The barriers are not merely about listing fees and compliance disclosure volume. They are about the real-time information availability, the investor accessibility, the settlement certainty, and the secondary market transparency that determine whether an investor in Bulawayo or Mutare can meaningfully participate in a ZEEX-listed security from their mobile phone without requiring a Harare stockbroker intermediary and a physical share certificate.
The distributed ledger and mobile-first exchange platforms that have emerged in sub-Saharan Africa's more technology-forward markets, including the Nairobi Securities Exchange's derivatives and mobile trading integrations, provide the architecture template that would make ZEEX genuinely different from a miniaturised version of the ZSE main board.
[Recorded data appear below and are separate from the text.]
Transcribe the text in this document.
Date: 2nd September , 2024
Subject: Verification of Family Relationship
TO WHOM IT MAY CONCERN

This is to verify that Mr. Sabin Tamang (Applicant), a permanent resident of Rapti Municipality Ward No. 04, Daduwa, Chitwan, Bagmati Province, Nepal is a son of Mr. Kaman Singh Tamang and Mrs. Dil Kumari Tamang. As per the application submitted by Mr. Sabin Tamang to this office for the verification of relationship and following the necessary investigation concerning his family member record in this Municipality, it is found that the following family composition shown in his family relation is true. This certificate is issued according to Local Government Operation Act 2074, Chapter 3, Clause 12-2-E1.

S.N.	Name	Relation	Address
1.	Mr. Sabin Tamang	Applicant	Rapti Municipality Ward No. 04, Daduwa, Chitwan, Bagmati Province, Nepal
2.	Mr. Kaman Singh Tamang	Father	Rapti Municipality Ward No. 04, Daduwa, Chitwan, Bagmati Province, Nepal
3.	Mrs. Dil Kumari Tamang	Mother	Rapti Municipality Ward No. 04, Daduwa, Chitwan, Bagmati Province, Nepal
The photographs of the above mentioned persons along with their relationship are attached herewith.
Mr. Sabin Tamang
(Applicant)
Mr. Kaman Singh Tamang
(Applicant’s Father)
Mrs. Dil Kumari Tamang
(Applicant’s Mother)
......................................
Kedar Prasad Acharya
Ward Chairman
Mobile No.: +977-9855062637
If ZEEX's compliance framework requires digital-native disclosure, its trading is accessible through mobile money integration with Ecocash and One Money, its settlement is T+2 or better with electronic certificates, and its investor onboarding is achievable without a full stockbroking relationship, it will access a participation base that the main board's institutional orientation has never reached. If it replicates the main board's infrastructure at a smaller scale with reduced listing thresholds but equivalent procedural complexity, it will attract neither the SMEs nor the investors that its mandate requires.
ZEEX's approval is the first structural innovation in Zimbabwe's domestic capital market architecture since the VFEX's establishment in 2020, and it reflects the ZSE's genuine recognition that the main board's current configuration cannot serve the full spectrum of capital market needs in an economy whose growth and employment generation depends on the SME and entrepreneurship sector. The ZSE's stated mandate to broaden access to capital markets and advance financial inclusion is not served by a main board that progressively loses its most commercially significant listed companies to a USD exchange while leaving Zimbabwe's most dynamic growth sector, its SMEs, without any formal capital market access.
The effectiveness of ZEEX will be determined by five things that the press release does not yet specify: the listing cost structure and how it compares to regional SME exchange benchmarks; the minimum disclosure requirements and whether they are calibrated to SME administrative capacity; the investor qualification framework and whether it includes retail participation through digital channels; the market-making or liquidity provision arrangements for ZEEX Public Markets securities; and the pipeline of companies that the ZSE has engaged with as prospective inaugural listings. When those five components are announced at the formal launch, the analytical assessment of whether ZEEX can arrest the ZSE's structural decline will become possible on the basis of design specificity rather than strategic intent.
What can be said now is that the ZSE has identified the right problem in the SME capital access gap, designed the right structural response in a purpose-built exchange with private placement and public market segments, and received the regulatory approval that confirms the institutional framework is in place. It has not yet addressed the main board's structural deficiency that has produced the departures of TSL, First Mutual Properties, and others.